Après les Seattle Seahawks, nous nous intéressons cette fois à une autre expansion team née en 1976, les Tampa Bay Buccaneers. Une équipe, vous allez pouvoir le constater, qui a bien souvent fait parler d’elle pour son inefficacité, mais qui a pourtant su relever la tête au fil des saisons pour devenir très compétitive… voire redoutée. Montez donc dans le bateau pirate, nous partons à l’abordage !
D’ou vient le nom de l’équipe ?
Un conseil consultatif examina à peu près 400 noms différents, tous proposés par le biais d’un jeu-concours organisé par une radio de la ville un mois après l’annonce de la création de la franchise. C’est le nom de Buccaneers qui est retenu devant deux autres sérieuses propositions : les Buzzards et les Sea Horses. A noter que d’autres noms aussi significatifs qu’étranges ont été proposés, comme par exemple celui de “Mafia”. Quand on lit ce dernier nickname, on se dit que l’on a tout de même échappé au pire… La Tampa Bay Mafia, je ne suis pas certain qu’un tel nom aurait pu plaire au commissionnaire…
L’évolution du logo :
De 1976 à 1996, c’est “Bucco Bruce” qui représente la franchise.
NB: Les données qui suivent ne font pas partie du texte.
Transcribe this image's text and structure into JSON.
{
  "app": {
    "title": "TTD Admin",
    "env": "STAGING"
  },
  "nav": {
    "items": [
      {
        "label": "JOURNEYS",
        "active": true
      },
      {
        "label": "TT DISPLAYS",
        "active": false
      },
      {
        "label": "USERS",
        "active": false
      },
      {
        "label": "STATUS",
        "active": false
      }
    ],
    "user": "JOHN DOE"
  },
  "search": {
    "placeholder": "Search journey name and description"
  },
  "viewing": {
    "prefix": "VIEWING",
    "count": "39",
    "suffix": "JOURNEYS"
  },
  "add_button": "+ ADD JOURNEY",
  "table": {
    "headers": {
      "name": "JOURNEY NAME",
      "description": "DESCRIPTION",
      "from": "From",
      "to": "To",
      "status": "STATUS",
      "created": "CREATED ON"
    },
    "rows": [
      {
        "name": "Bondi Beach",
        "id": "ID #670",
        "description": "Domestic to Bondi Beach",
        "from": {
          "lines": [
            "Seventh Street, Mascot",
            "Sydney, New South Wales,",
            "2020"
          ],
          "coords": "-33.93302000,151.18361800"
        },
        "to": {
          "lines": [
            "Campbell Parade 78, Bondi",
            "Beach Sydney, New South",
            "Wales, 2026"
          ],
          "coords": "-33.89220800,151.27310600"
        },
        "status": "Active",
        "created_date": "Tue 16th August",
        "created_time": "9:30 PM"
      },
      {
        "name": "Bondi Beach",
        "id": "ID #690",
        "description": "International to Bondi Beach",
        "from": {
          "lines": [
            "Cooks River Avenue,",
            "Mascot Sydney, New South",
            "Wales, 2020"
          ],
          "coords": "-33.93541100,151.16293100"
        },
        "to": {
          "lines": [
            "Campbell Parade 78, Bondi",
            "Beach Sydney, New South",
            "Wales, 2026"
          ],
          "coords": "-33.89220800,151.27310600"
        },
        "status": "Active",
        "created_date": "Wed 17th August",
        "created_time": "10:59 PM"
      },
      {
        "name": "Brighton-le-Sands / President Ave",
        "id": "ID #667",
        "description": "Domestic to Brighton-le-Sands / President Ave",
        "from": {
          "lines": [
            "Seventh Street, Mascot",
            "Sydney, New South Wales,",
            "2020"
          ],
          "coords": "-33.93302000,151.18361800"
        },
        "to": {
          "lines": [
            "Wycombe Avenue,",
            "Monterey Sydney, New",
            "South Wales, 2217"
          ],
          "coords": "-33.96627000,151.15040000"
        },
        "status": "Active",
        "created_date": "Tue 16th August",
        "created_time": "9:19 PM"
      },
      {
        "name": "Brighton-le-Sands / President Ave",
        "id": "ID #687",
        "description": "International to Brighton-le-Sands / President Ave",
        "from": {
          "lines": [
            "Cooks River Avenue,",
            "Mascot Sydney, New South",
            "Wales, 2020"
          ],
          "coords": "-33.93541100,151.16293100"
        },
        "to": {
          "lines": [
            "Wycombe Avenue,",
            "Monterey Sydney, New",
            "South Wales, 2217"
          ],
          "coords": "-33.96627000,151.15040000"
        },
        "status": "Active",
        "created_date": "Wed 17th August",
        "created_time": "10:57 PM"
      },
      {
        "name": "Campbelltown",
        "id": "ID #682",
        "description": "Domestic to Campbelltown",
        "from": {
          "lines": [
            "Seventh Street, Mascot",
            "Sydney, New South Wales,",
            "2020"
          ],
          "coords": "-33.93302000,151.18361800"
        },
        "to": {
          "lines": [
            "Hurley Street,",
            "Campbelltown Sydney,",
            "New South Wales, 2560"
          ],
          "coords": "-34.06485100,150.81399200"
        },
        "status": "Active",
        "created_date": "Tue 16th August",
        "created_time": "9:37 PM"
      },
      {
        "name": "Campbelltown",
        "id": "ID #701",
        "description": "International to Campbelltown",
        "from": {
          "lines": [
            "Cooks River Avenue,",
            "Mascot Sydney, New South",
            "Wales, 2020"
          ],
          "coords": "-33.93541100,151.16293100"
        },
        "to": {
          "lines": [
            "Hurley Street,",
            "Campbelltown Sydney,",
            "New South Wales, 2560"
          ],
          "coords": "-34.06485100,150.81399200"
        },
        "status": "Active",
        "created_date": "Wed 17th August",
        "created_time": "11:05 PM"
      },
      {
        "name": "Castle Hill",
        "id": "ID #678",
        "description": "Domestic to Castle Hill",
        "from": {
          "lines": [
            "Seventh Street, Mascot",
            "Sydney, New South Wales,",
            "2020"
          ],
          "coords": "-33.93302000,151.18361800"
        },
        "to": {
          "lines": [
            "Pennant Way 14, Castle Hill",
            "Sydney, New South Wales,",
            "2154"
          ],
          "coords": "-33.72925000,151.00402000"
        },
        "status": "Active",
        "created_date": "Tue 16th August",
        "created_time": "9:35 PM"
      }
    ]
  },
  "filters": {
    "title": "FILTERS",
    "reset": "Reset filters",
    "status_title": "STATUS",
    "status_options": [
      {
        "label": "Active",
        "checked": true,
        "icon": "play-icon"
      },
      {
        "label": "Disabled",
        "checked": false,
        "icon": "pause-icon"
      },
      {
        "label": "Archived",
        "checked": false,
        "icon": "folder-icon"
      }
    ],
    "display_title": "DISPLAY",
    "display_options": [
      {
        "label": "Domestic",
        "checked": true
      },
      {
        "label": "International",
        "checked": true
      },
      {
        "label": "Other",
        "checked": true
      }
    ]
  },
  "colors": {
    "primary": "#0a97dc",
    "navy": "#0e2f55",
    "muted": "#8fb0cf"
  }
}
Un pirate moustachu, orné d’un immense chapeau à plume, ça commence très mal pour intimider les adversaires. Il ne manquait plus qu’un clin d’oeil malicieux pour transformer notre boucanier en véritable chochotte ! Heureusement pour lui, il se rattrape en serrant fermement un poignard entre ses dents, mais tout cela est loin d’être impressionnant. En 1997, Bruce cède sa place, et c’est un simple drapeau pirate qui orne dorénavant les jerseys d’une équipe en reconstruction et en mal de reconnaissance. Le logo est plus accrocheur et d’aspect plus redoutable que notre boucanier. Les bucs ont également un logo alternatif, un bateau pirate orné de leur fameuse tête de mort. A n’en pas douter, ces deux derniers ont avantageusement remplacé l’ancien.
La particularité de la franchise :
Il aura fallu 32 ans… 32 ans d’attente pour voir enfin un joueur des Bucs retourner un kickoff pour le TD ! Et c’est Michael Spurlock qui entre donc dans l’histoire de la franchise le 16 décembre 2007 en devenant donc le premier joueur de la franchise à réaliser une telle action durant un match de saison régulière. Un retour de 90 yards contre les Falcons d’Atlanta, auquel seule la rareté donne valeur d’exploit. C’est d’ailleurs la seule chose que l’on retiendra de Spurlock sous le maillot des Bucs puisqu’il a été coupé par la franchise avant le début de la saison suivante.
Le joueur emblématique :
Cette fois, ce n’est pas un joueur en particulier qui sort du lot, plutôt un duo, qui a su faire évoluer une franchise encore jeune et lui apporter un titre. Warren Sapp et Mike Alstott.
Alstott, puissant running back au profil de fullback, a tout donné aux Bucs pendant 12 ans. 6 fois pro bowler et vainqueur du SB XXXVII, “The A-Train” est l’un des backs les plus puissants à avoir évolué en NFL. Alstott était loin d’être un elusive back puisqu’il chargeait droit devant lui, marchait sur les défenseurs et résistait aux plaquages de manière surprenante. A l’image de Priest Holmes (Ravens, Chiefs), Alstoott était plus utilisé comme running back que comme bloqueur. Il reste à ce jour le leader des Bucs en points et en TD’s marqués (76), et le premier Buc de l’histoire à avoir inscrit un touchdown lors d’un Super Bowl. A noter qu’il n’était pas prédestiné à être une star au sein de la franchise, puisqu’il évolua deux matchs avec une coquille sur son maillot… En effet, c’est le nom “Alsott” qui était floqué dans son dos !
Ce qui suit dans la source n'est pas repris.